It’s too soon to tell what effect the release of Medicare data will have on the radiology community.
Centers for Medicare and Medicaid Services (CMS) released today a public data set with information on payment of services and procedures provided to Medicare beneficiaries by physicians and other healthcare professionals.
The information was released as part of the Obama Administration’s efforts to make the U.S. healthcare system more transparent, affordable and accountable. The release of information, however, has caused a media frenzy and sparked some controversy.
News organizations have already aggregated the data and released information about the providers receiving the highest reimbursements. The American Medical Association (AMA), however, cautions against taking this information at face value.
“The AMA is committed to transparency and the availability of information for patients to make informed decisions about their medical care,” Ardis Dee Hoven, MD, president of the AMA, said in a release. “We believe that the broad data dump today by CMS has significant short-comings regarding the accuracy and value of the medical services rendered by physicians.”
The data were released after a court order lifted an injunction that prohibited the public release of the information. The injunction was originally sought by the AMA and had been in place since 1979. The AMA, who decided not to go to court to block the scheduled release, is concerned that releasing the data without context will lead to inaccuracies, misinterpretations and other unintended consequences. CMS released the data without preverification by physicians, so some of the data may contain errors. In addition, the data does not report on quality of care or quality measurement, it solely focuses on the payment and utilization of services.
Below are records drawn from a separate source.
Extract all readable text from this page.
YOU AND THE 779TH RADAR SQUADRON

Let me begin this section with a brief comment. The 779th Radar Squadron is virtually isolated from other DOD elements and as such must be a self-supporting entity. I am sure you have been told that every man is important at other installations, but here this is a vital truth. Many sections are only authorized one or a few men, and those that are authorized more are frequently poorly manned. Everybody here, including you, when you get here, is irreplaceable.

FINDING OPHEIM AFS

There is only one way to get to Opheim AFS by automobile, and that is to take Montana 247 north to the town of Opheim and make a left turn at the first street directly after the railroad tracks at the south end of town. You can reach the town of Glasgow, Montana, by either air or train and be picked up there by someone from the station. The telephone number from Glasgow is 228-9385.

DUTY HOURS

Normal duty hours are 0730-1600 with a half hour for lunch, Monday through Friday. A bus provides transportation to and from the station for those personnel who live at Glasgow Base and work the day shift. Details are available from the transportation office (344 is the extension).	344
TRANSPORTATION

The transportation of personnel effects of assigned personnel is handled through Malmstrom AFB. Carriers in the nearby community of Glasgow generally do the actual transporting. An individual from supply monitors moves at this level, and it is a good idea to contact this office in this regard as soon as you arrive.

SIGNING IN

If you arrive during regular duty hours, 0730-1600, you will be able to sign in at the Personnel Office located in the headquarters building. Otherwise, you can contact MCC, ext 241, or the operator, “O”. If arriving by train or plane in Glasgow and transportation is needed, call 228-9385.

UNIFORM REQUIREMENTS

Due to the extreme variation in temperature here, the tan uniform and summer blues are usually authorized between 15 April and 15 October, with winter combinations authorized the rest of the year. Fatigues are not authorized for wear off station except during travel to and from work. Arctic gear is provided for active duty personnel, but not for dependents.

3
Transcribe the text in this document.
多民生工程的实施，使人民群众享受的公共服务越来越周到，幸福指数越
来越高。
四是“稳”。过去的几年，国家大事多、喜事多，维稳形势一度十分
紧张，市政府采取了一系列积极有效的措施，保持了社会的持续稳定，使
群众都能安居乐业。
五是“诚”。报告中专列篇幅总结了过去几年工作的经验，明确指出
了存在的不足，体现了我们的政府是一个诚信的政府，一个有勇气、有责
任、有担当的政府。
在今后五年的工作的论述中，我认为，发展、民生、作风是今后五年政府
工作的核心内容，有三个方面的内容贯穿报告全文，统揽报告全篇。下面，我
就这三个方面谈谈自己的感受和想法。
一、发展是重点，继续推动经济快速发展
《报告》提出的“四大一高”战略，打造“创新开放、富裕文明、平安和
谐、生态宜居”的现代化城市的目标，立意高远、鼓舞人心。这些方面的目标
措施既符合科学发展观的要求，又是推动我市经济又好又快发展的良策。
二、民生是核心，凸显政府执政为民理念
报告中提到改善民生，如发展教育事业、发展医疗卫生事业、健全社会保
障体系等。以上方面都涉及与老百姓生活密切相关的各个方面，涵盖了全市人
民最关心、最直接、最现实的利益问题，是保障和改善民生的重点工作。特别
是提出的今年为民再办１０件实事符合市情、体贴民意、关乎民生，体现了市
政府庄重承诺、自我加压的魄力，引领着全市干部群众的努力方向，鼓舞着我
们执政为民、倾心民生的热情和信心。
“The information released by CMS will not allow patients or payers to draw meaningful conclusions about the value or quality of care,” Dee Hoven said in a release.
While the information may be nonspecific and flawed, it still raises the question of how this will affect the healthcare system, and if/how patients will use the data. The report, which contains hundreds of thousands of rows of data, is divided into two spreadsheets, one spreadsheet reports the summary data: provider name and address, total number of Healthcare Common Procedure Coding System (HCPCS) codes, total number of Medicare beneficiaries receiving the provider services, total number of provider services, total charges that the provider submitted for all services, total Medicare allowed amount for all provider services (sum of the amount Medicare pays, including the deductible and coinsurance amounts that the beneficiary and any third party is responsible for paying) and the amount that Medicare paid to the provider after the deductible and coinsurance amounts for deducted for the line item service.
The other spreadsheet breaks down the payments by service and, among other items, compiles HCPCS code, the description of the HCPCS code, the location type of the service (“facility” or “non-facility”, where non-facility is generally an office setting), average Medicare allowed amount for the service, average of the charges the providers submitted for the service, and the average amount Medicare paid after the deductible and coinsurance amounts have been deducted for the line item service.
The radiology community hasn’t yet determined the effects of the data release. But the AMA is resolute: “The AMA is disappointed that CMS did not include reasonable safeguards that would help the public understand the limitations of this data,” Dee Hoven said in the release.